Journal de l'année Édition 1996 1996Éd. 1996

Mexique, Amérique centrale et Caraïbes

Mexique

Entré en fonction le 1er décembre 1994, le nouveau président, Ernesto Zedillo (Parti révolutionnaire institutionnel), découvre (ou prétend découvrir) une situation économique catastrophique : son prédécesseur, Carlos Salinas de Gortari, aurait préservé les « fondamentaux » économiques de façon totalement artificielle, en vendant massivement des bons du Trésor et en refusant de dévaluer la monnaie. Depuis 1992, le peso était surévalué par rapport au dollar à cause d'une importante différence entre l'inflation du Mexique et celle des États-Unis.

Salinas n'avait jamais voulu dévaluer parce qu'il était soucieux de son image (« un président qui dévalue est un président dévalué », dit-on au Mexique) au moment où il allait présenter sa candidature à la présidence de l'Organisation mondiale du commerce (OMC), parce que les élections approchaient et qu'il ne voulait pas donner d'arguments à ceux qui, aux États-Unis, s'opposaient à l'Accord de libre-échange nord-américain (l'ALENA, qui lie le Mexique aux États-Unis et au Canada). Le déficit des comptes courants du Mexique était comblé par des flux de capitaux importants, attirés par la perspective de l'ALENA.

À l'automne 1994, il devient évident que l'ampleur du déficit (7,6 % du PIB) rend une dévaluation nécessaire. Cela provoque une attaque spéculative. Le 22 décembre, le flottement du peso est décidé. Celui-ci s'effondre ensuite : alors qu'un dollar s'échangeait contre 3,5 pesos en décembre, il en vaut 5,57 début janvier.

Après l'annonce par le président E. Zedillo d'un plan d'austérité d'urgence, plusieurs milliers de personnes manifestent à Mexico le 5 janvier.
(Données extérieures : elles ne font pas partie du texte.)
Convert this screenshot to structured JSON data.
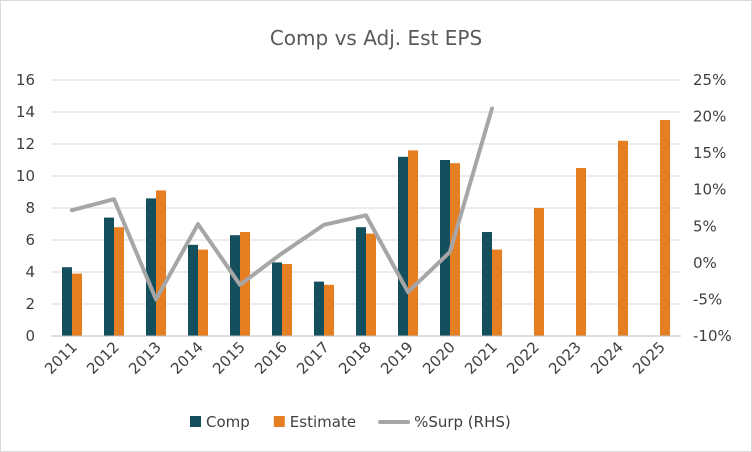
{
  "chart_data": {
    "type": "bar",
    "title": "Comp vs Adj. Est EPS",
    "categories": [
      "2011",
      "2012",
      "2013",
      "2014",
      "2015",
      "2016",
      "2017",
      "2018",
      "2019",
      "2020",
      "2021",
      "2022",
      "2023",
      "2024",
      "2025"
    ],
    "series": [
      {
        "name": "Comp",
        "kind": "bar",
        "axis": "left",
        "color": "#134f5c",
        "values": [
          4.3,
          7.4,
          8.6,
          5.7,
          6.3,
          4.6,
          3.4,
          6.8,
          11.2,
          11.0,
          6.5,
          null,
          null,
          null,
          null
        ]
      },
      {
        "name": "Estimate",
        "kind": "bar",
        "axis": "left",
        "color": "#e67e22",
        "values": [
          3.9,
          6.8,
          9.1,
          5.4,
          6.5,
          4.5,
          3.2,
          6.4,
          11.6,
          10.8,
          5.4,
          8.0,
          10.5,
          12.2,
          13.5
        ]
      },
      {
        "name": "%Surp (RHS)",
        "kind": "line",
        "axis": "right",
        "color": "#a6a6a6",
        "values": [
          7.2,
          8.7,
          -5.0,
          5.3,
          -3.0,
          1.3,
          5.2,
          6.5,
          -4.0,
          1.5,
          21.1,
          null,
          null,
          null,
          null
        ]
      }
    ],
    "y_left": {
      "min": 0,
      "max": 16,
      "step": 2,
      "ticks": [
        "0",
        "2",
        "4",
        "6",
        "8",
        "10",
        "12",
        "14",
        "16"
      ]
    },
    "y_right": {
      "min": -10,
      "max": 25,
      "step": 5,
      "ticks": [
        "-10%",
        "-5%",
        "0%",
        "5%",
        "10%",
        "15%",
        "20%",
        "25%"
      ]
    },
    "grid": true,
    "legend": "bottom"
  }
}
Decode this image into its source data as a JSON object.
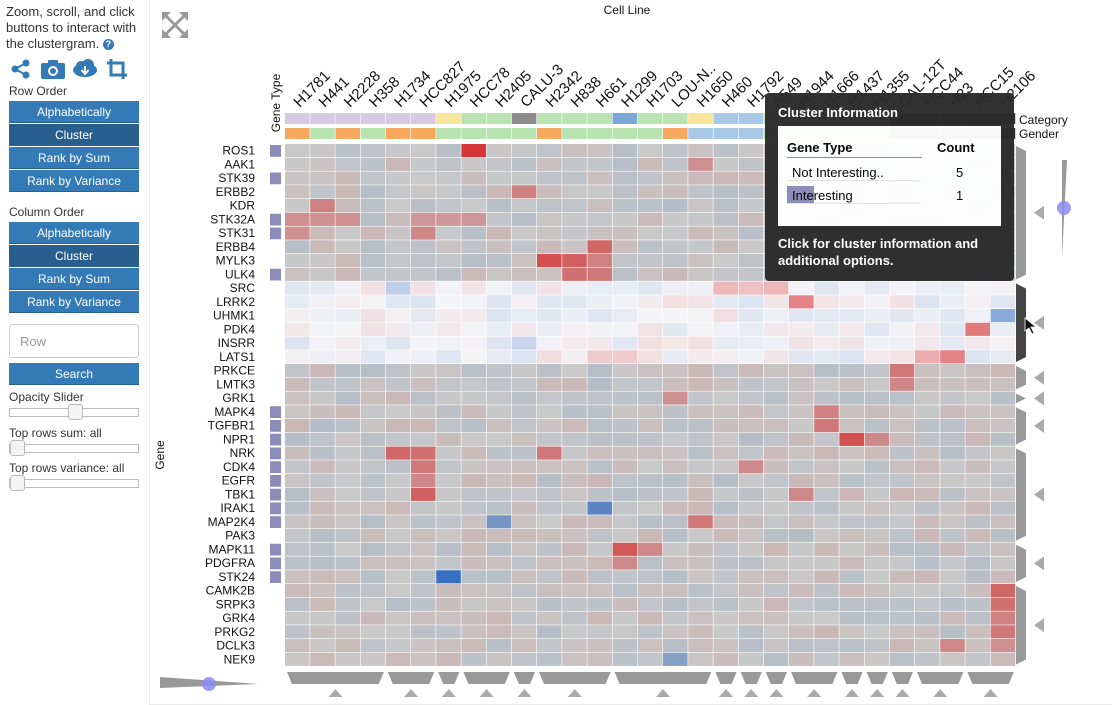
{
  "sidebar": {
    "intro": "Zoom, scroll, and click buttons to interact with the clustergram.",
    "help_icon": "?",
    "icons": [
      "share-icon",
      "camera-icon",
      "cloud-download-icon",
      "crop-icon"
    ],
    "row_order": {
      "label": "Row Order",
      "buttons": [
        "Alphabetically",
        "Cluster",
        "Rank by Sum",
        "Rank by Variance"
      ],
      "active": "Cluster"
    },
    "col_order": {
      "label": "Column Order",
      "buttons": [
        "Alphabetically",
        "Cluster",
        "Rank by Sum",
        "Rank by Variance"
      ],
      "active": "Cluster"
    },
    "search": {
      "placeholder": "Row",
      "button": "Search"
    },
    "opacity": {
      "label": "Opacity Slider",
      "value": 0.5
    },
    "top_sum": {
      "label": "Top rows sum: all",
      "value": 0
    },
    "top_var": {
      "label": "Top rows variance: all",
      "value": 0
    }
  },
  "heatmap": {
    "col_title": "Cell Line",
    "row_title": "Gene",
    "row_cat_title": "Gene Type",
    "col_cat_titles": [
      "Category",
      "Gender"
    ],
    "colors": {
      "bg": "#c9c9c9",
      "up": "#d62728",
      "down": "#1f5fbf",
      "interesting": "#8c8cb8",
      "accent": "#337ab7"
    },
    "columns": [
      "H1781",
      "H441",
      "H2228",
      "H358",
      "H1734",
      "HCC827",
      "H1975",
      "HCC78",
      "H2405",
      "CALU-3",
      "H2342",
      "H838",
      "H661",
      "H1299",
      "H1703",
      "LOU-N..",
      "H1650",
      "H460",
      "H1792",
      "A549",
      "H1944",
      "H1666",
      "H1437",
      "H1355",
      "CAL-12T",
      "HCC44",
      "H23",
      "HCC15",
      "H2106"
    ],
    "rows": [
      "ROS1",
      "AAK1",
      "STK39",
      "ERBB2",
      "KDR",
      "STK32A",
      "STK31",
      "ERBB4",
      "MYLK3",
      "ULK4",
      "SRC",
      "LRRK2",
      "UHMK1",
      "PDK4",
      "INSRR",
      "LATS1",
      "PRKCE",
      "LMTK3",
      "GRK1",
      "MAPK4",
      "TGFBR1",
      "NPR1",
      "NRK",
      "CDK4",
      "EGFR",
      "TBK1",
      "IRAK1",
      "MAP2K4",
      "PAK3",
      "MAPK11",
      "PDGFRA",
      "STK24",
      "CAMK2B",
      "SRPK3",
      "GRK4",
      "PRKG2",
      "DCLK3",
      "NEK9"
    ],
    "interesting_rows": [
      "ROS1",
      "STK39",
      "STK32A",
      "STK31",
      "ULK4",
      "MAPK4",
      "TGFBR1",
      "NPR1",
      "NRK",
      "CDK4",
      "EGFR",
      "TBK1",
      "IRAK1",
      "MAP2K4",
      "MAPK11",
      "PDGFRA",
      "STK24"
    ],
    "col_category": [
      "#d8c8e4",
      "#d8c8e4",
      "#d8c8e4",
      "#d8c8e4",
      "#d8c8e4",
      "#d8c8e4",
      "#f6e59a",
      "#b9e3b0",
      "#b9e3b0",
      "#8c8c8c",
      "#b9e3b0",
      "#b9e3b0",
      "#b9e3b0",
      "#7ba7d9",
      "#b9e3b0",
      "#b9e3b0",
      "#f6e59a",
      "#a8c8e8",
      "#a8c8e8",
      "#b9e3b0",
      "#b9e3b0",
      "#b9e3b0",
      "#b9e3b0",
      "#b9e3b0",
      "#2b2b2b",
      "#2b2b2b",
      "#2b2b2b",
      "#2b2b2b",
      "#2b2b2b"
    ],
    "col_gender": [
      "#f6a85e",
      "#b9e3b0",
      "#f6a85e",
      "#b9e3b0",
      "#f6a85e",
      "#f6a85e",
      "#b9e3b0",
      "#b9e3b0",
      "#b9e3b0",
      "#b9e3b0",
      "#f6a85e",
      "#b9e3b0",
      "#b9e3b0",
      "#b9e3b0",
      "#b9e3b0",
      "#f6a85e",
      "#a8c8e8",
      "#a8c8e8",
      "#a8c8e8",
      "#b9e3b0",
      "#b9e3b0",
      "#b9e3b0",
      "#b9e3b0",
      "#b9e3b0",
      "#2b2b2b",
      "#2b2b2b",
      "#2b2b2b",
      "#2b2b2b",
      "#2b2b2b"
    ],
    "hot_cells": [
      [
        0,
        7,
        0.9
      ],
      [
        1,
        16,
        0.35
      ],
      [
        3,
        9,
        0.45
      ],
      [
        4,
        1,
        0.45
      ],
      [
        5,
        0,
        0.35
      ],
      [
        5,
        1,
        0.35
      ],
      [
        5,
        2,
        0.35
      ],
      [
        5,
        5,
        0.3
      ],
      [
        5,
        6,
        0.3
      ],
      [
        5,
        7,
        0.3
      ],
      [
        6,
        0,
        0.35
      ],
      [
        6,
        5,
        0.4
      ],
      [
        7,
        12,
        0.6
      ],
      [
        8,
        10,
        0.75
      ],
      [
        8,
        11,
        0.65
      ],
      [
        8,
        12,
        0.45
      ],
      [
        9,
        11,
        0.55
      ],
      [
        9,
        12,
        0.5
      ],
      [
        10,
        18,
        0.25
      ],
      [
        10,
        17,
        0.3
      ],
      [
        10,
        19,
        0.3
      ],
      [
        11,
        20,
        0.55
      ],
      [
        13,
        27,
        0.6
      ],
      [
        15,
        26,
        0.55
      ],
      [
        15,
        25,
        0.35
      ],
      [
        15,
        12,
        0.2
      ],
      [
        15,
        13,
        0.2
      ],
      [
        16,
        24,
        0.5
      ],
      [
        17,
        24,
        0.4
      ],
      [
        18,
        15,
        0.35
      ],
      [
        19,
        21,
        0.45
      ],
      [
        20,
        21,
        0.5
      ],
      [
        21,
        22,
        0.75
      ],
      [
        21,
        23,
        0.4
      ],
      [
        22,
        4,
        0.6
      ],
      [
        22,
        5,
        0.55
      ],
      [
        23,
        5,
        0.5
      ],
      [
        24,
        5,
        0.4
      ],
      [
        25,
        5,
        0.65
      ],
      [
        22,
        10,
        0.5
      ],
      [
        23,
        18,
        0.4
      ],
      [
        25,
        20,
        0.4
      ],
      [
        27,
        16,
        0.5
      ],
      [
        29,
        13,
        0.7
      ],
      [
        29,
        14,
        0.4
      ],
      [
        30,
        13,
        0.4
      ],
      [
        32,
        28,
        0.6
      ],
      [
        33,
        28,
        0.55
      ],
      [
        34,
        28,
        0.45
      ],
      [
        35,
        28,
        0.5
      ],
      [
        36,
        26,
        0.4
      ],
      [
        36,
        28,
        0.35
      ]
    ],
    "cold_cells": [
      [
        31,
        6,
        0.85
      ],
      [
        27,
        8,
        0.5
      ],
      [
        26,
        12,
        0.65
      ],
      [
        37,
        15,
        0.4
      ],
      [
        12,
        28,
        0.5
      ],
      [
        10,
        4,
        0.25
      ],
      [
        14,
        9,
        0.2
      ]
    ],
    "row_dendro_groups": [
      [
        0,
        9
      ],
      [
        10,
        15
      ],
      [
        16,
        17
      ],
      [
        18,
        18
      ],
      [
        19,
        21
      ],
      [
        22,
        28
      ],
      [
        29,
        31
      ],
      [
        32,
        37
      ]
    ],
    "col_dendro_groups": [
      [
        0,
        3
      ],
      [
        4,
        5
      ],
      [
        6,
        6
      ],
      [
        7,
        8
      ],
      [
        9,
        9
      ],
      [
        10,
        12
      ],
      [
        13,
        16
      ],
      [
        17,
        17
      ],
      [
        18,
        18
      ],
      [
        19,
        19
      ],
      [
        20,
        21
      ],
      [
        22,
        22
      ],
      [
        23,
        23
      ],
      [
        24,
        24
      ],
      [
        25,
        26
      ],
      [
        27,
        28
      ]
    ]
  },
  "tooltip": {
    "title": "Cluster Information",
    "col1": "Gene Type",
    "col2": "Count",
    "rows": [
      {
        "name": "Not Interesting..",
        "count": "5",
        "fill": 0
      },
      {
        "name": "Interesting",
        "count": "1",
        "fill": 0.2
      }
    ],
    "footer": "Click for cluster information and additional options."
  }
}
Le 10 janvier, toutes les Bourses latino-américaines chutent, à tel point que l'on parle d'un « minikrach boursier » : la bourse de Mexico recule de 6,26 %, celle de São Paulo de 9,8 %, celle de Buenos Aires de 6,49 %, celle de Santiago de 3,73 % et celle de Lima de 8,44 %. C'est l'« effet Tequila ».

Le 31 janvier, les États-Unis s'engagent à fournir une aide de 20 milliards de dollars, qui s'ajoutent aux 17,8 milliards mis à la disposition du Mexique par le Fonds monétaire international (FMI). Au total, ce sont 50 milliards de dollars qui sont mobilisés pour sauver le Mexique, un montant sans équivalent dans l'histoire.

L'évolution de l'économie du Mexique est chaotique pendant toute l'année 1995. À des phases d'optimisme, donnant à penser que la crise est résolue, succèdent des phases de panique et de réactivation de la crise. L'instabilité devient structurelle.

Pour 1995, l'OCDE prévoit une contraction du PIB de 3,5 % et une reprise en 1996. Le coût social à payer pour le rétablissement macro-économique est énorme. En quelques mois, 800 000 emplois disparaissent.

Le référendum zapatiste

D'autres problèmes viennent s'ajouter à la crise financière. Les négociations avec la guérilla piétinent, la violence se généralise et la démocratisation se fait attendre. Le 9 février, accusant l'Armée zapatiste de libération nationale (l'EZLN du sous-commandant Marcos) de préparer des actions violentes tout en se disant favorable à des négociations, le gouvernement lance une opération militaire pour récupérer les territoires occupés et arrêter les dirigeants zapatistes. Plusieurs phases de négociation se succèdent, sans succès. Durant l'été, les zapatistes prennent une initiative originale. Le 27 août, ils organisent un référendum dans tout le pays, pour consulter les Mexicains sur le rôle politique de l'EZLN et leur demander s'ils appuient leurs revendications sur la démocratisation du système politique. Près d'un million de Mexicains participent au vote (soit environ 10 % de la population totale) et se montrent favorables à une transformation de l'EZLN en parti politique.

Le 11 septembre, à l'issue de la sixième réunion de négociation, le gouvernement et les zapatistes parviennent à un accord qui définit les procédures des futures négociations. Celles-ci devraient ensuite porter sur les thèmes suivants : les droits et la culture indigènes, la démocratie, la justice, le bien-être et le développement.

Violence et démocratisation

Pendant l'année, une violence plus sociale fait son apparition. Le 28 juin, une manifestation paysanne tourne au massacre : 14 paysans sont tués, 23 sont blessés. En septembre, des responsables politiques de gauche et des policiers sont assassinés. Au sud, à côté du Chiapas, l'État d'Oaxaca devient une véritable poudrière, où pullulent les trafiquants de drogue et les bandes armées.